Boyle’s master plan includes local election bid in 2014

And Mr Boyle, 51, who has released an album and written a book on his party’s ill-fated role in the previous government, has also revealed he is now writing a “rom-com” inspired by his time in politics.
Mr Boyle, who played a key role negotiating the Green Party’s coalition with Fianna Fáil, and in the party’s decision to pull out of government in Feb 2011, will attend his first lecture today as he embarks on a year-long master’s in government and public policy.
He tweeted a photograph of his new student ID card and said: “This is who I am now.
“I am there to listen and to absorb. I believe you should never have a closed mind and that you should always be open to learning.”
The course explores the theory behind the Irish political system, examines policy-making structures and processes at local, national and EU level, and places it in a global context.
Mr Boyle said his time in politics — he was a city councillor from 1991 before being elected a TD for Cork South-Central from 2002 to 2007, and then sitting in the Seanad from 2007 to 2011 — will give him a unique insight.
However, he said the practice of politics does not always reflect the theory in what he described as an “often perverse system”.
“I am grateful for our party’s time in government. It was a time of enormous flux in Irish history.
“We came out of a period of 70 years of underachievement, followed by 10-years of exuberance and now we’re living through the hangover.
“If the Celtic Tiger taught us anything, it was that the Irish could do great things.

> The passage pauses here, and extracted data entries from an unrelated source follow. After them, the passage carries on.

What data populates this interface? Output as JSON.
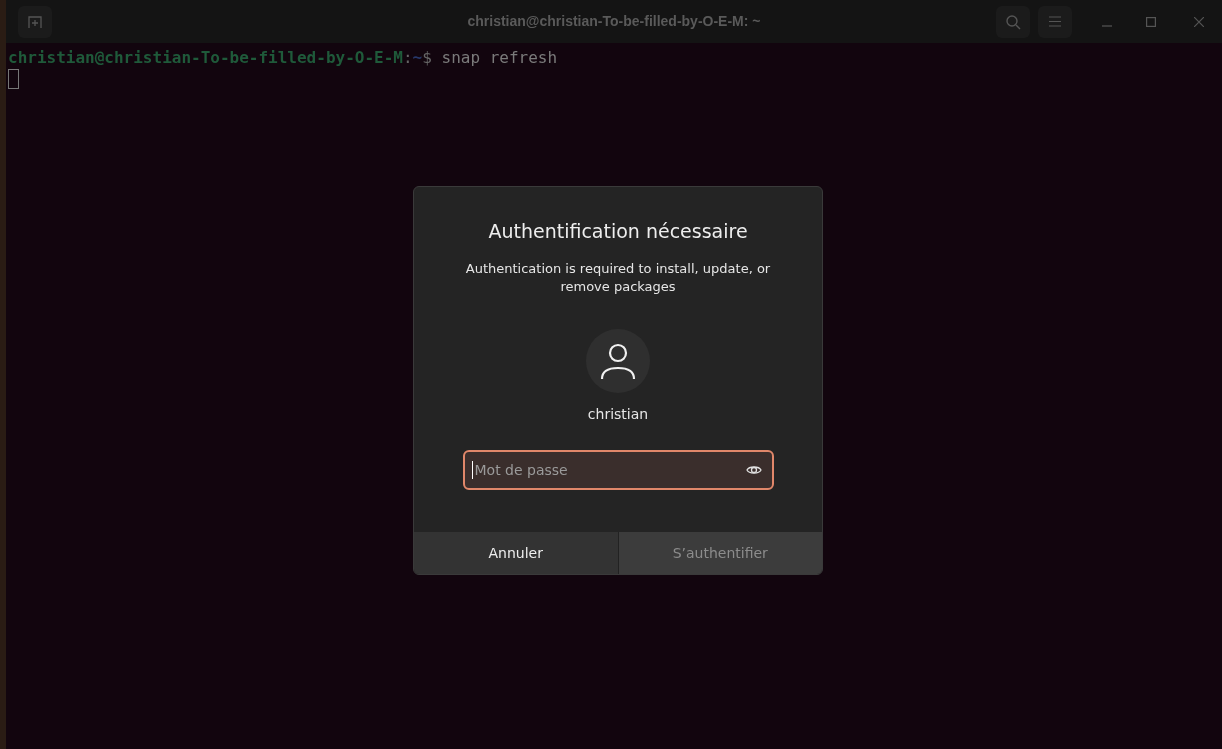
{
  "window": {
    "title": "christian@christian-To-be-filled-by-O-E-M: ~"
  },
  "terminal": {
    "prompt_user": "christian@christian-To-be-filled-by-O-E-M",
    "prompt_separator": ":",
    "prompt_path": "~",
    "prompt_symbol": "$",
    "command": "snap refresh"
  },
  "dialog": {
    "title": "Authentification nécessaire",
    "message": "Authentication is required to install, update, or remove packages",
    "user": "christian",
    "password_field": {
      "placeholder": "Mot de passe",
      "focused": true
    },
    "buttons": [
      {
        "label": "Annuler",
        "disabled": false
      },
      {
        "label": "S’authentifier",
        "disabled": true
      }
    ]
  }
}
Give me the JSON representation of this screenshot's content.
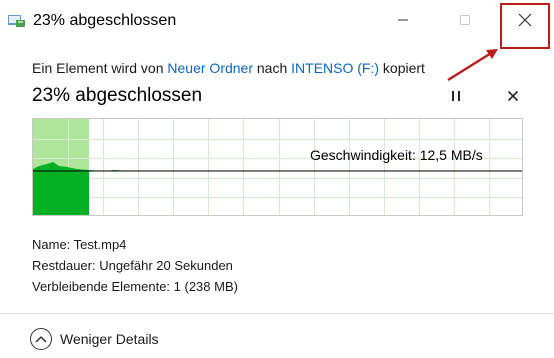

“Hopefully, this course will help me better see where things went wrong, and I hope to offer an analysis on how we can do things better in the future.”
He confirmed his hope to re-enter professional political life by offering himself as a Green Party candidate in the 2014 local elections.
“I am a political animal and enjoyed the opportunity to serve in government,” he said.
“I will always have an opinion and express it on how to better improve public services.
“I want to reestablish a Green Party presence in Cork and while my candidacy in the local elections will require ratification by the party, I am happy to stand.”
However, he said he has no long-term plan to pursue higher political office.
Mr Boyle graduated from the former Cork Regional Technical College with a diploma in community and child care.
Following the collapse of the last government, he recorded an album called Third Adolescence, played a number of live shows, and wrote Without Power Or Glory — The Greens In Government.
He was recently appointed to the board of the Green Foundation Ireland, and is actively supporting the Democracy Matters movement in the campaign for a no vote on the abolition of the Seanad.